Ria became FC Internazionale Milano’s (Inter) Official Money Transfer Partner in 2023. Extending the collaboration through the 2026/2027 season, the partnership includes support for initiatives such as Inter Academy Chile, a football school for boys and girls from the ages of 4-14 years, highlighting a shared commitment to community development and opportunity through sports.

Ria extended its presence in global sports serving as title sponsor of the 2025 Caribbean Series (Serie del Caribe) in Mexicali. The tournament is one of the most prominent events in Latin American baseball.

That same year, Ria became the official remittance services partner of the Mexican Football Federation, supporting both the men’s and women’s national teams through a multi-year agreement as sponsors in the United States.

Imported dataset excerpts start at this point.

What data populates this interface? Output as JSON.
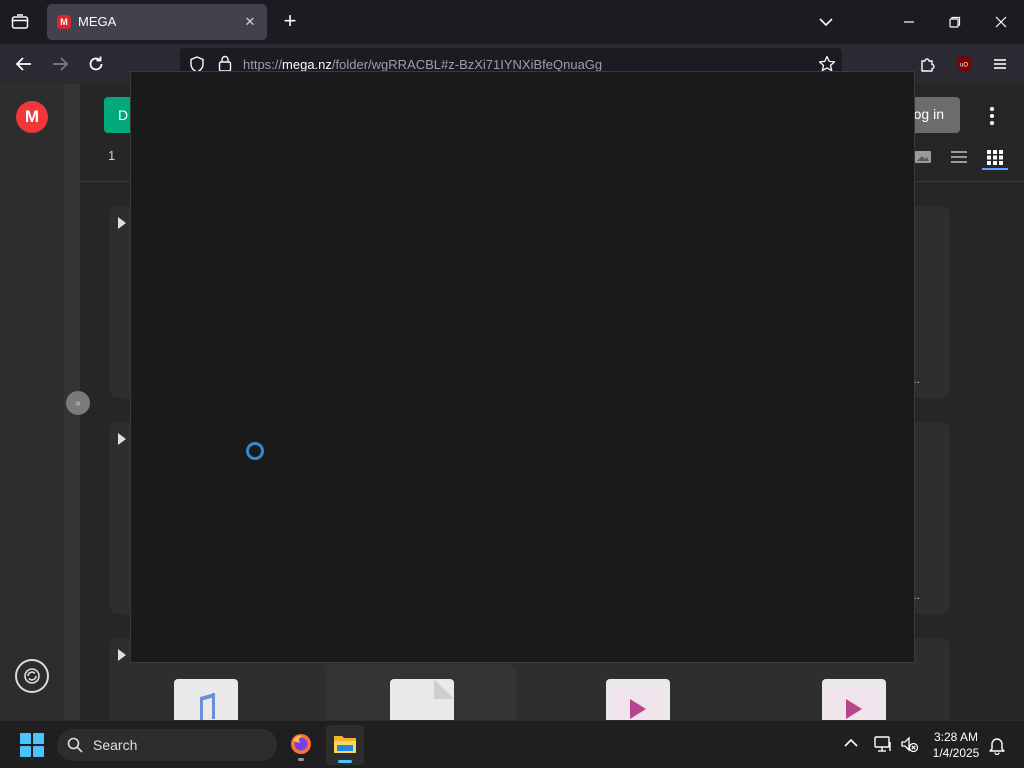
{
  "browser": {
    "tab_title": "MEGA",
    "favicon_letter": "M",
    "tab_close": "✕",
    "new_tab": "+",
    "url_scheme": "https://",
    "url_host": "mega.nz",
    "url_path": "/folder/wgRRACBL#z-BzXi71IYNXiBfeQnuaGg"
  },
  "mega": {
    "logo_letter": "M",
    "download_label_fragment": "D",
    "login_label_fragment": "og in",
    "breadcrumb_fragment": "1",
    "collapse_symbol": "»",
    "ellipsis": "..."
  },
  "taskbar": {
    "search_label": "Search",
    "time": "3:28 AM",
    "date": "1/4/2025"
  },
  "colors": {
    "mega_red": "#f0373a",
    "mega_green": "#00a87c",
    "spinner_blue": "#2f8ad6",
    "windows_blue": "#4cc2ff"
  }
}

== Awards and Recognitions ==
Accredited since 2015, Ria has received an A+ rating from the Better Business Bureau (BBB), reflecting the organization’s assessment of the company’s commitment to resolving customer complaints, maintaining transparent business practices, and operating with integrity.

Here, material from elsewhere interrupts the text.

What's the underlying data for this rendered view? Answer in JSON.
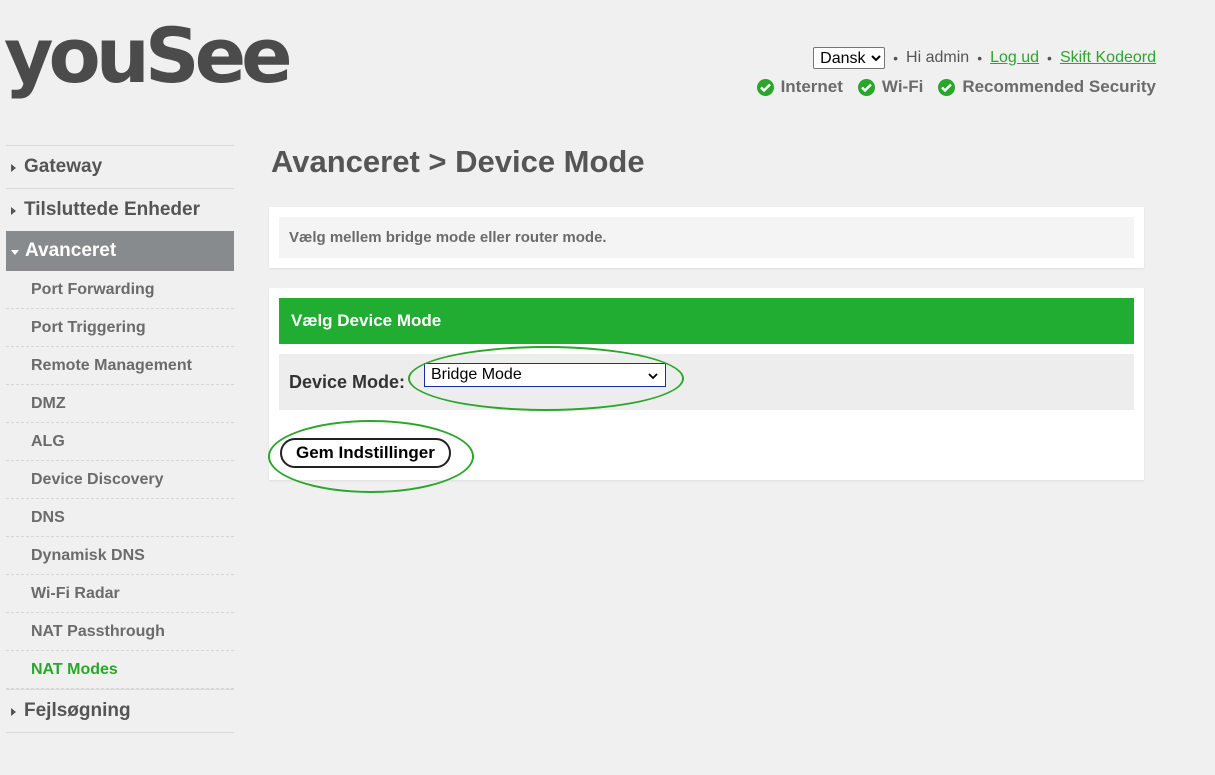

Ria has been recognized as one of the best companies for young professionals in El Salvador by the 2024 Employers for Youth (EFY) study conducted by human resource specialists FirstJob, the survey took into consideration a broad range of factors, including career development prospects as well as the day-to-day workplace experience.

In August 2025, Ria Money Transfer received a recognition from the Government of Querétaro, Mexico, for exceeding its employment growth commitments in the state. The award, presented by the Ministry of Sustainable Development (SEDESU), acknowledged Ria's contribution to local economic development and job creation, with the company employing more than 500 people in Querétaro.

In 2025, Ria received international recognition for its brand storytelling, earning two awards at the Cannes Corporate Media & TV Awards for its documentary Good Teacher. The firm received a Gold Award in the Corporate Responsibility Category and was the sole recipient of the Best Emotional Appeal Award. In 2026, the documentary was also recognized with a Silver Tower by the New York Festivals TV & Film Awards.

== Philanthropy ==
Ria has collaborated with Children’s Rehabilitation Institution TeletonUSA (CRIT) and Teleton El Salvador supporting fundraising campaigns through its global network and participating in televised telethon events aimed at raising funds for children with disabilities.

In 2022, the company announced a global partnership with Save the Children, an international non-governmental organization, aimed at supporting programs that improve the well-being of vulnerable children worldwide. Through this partnership, Ria has supported initiatives designed to expand the access to quality early-childhood education for children in Mexico and the Philippines.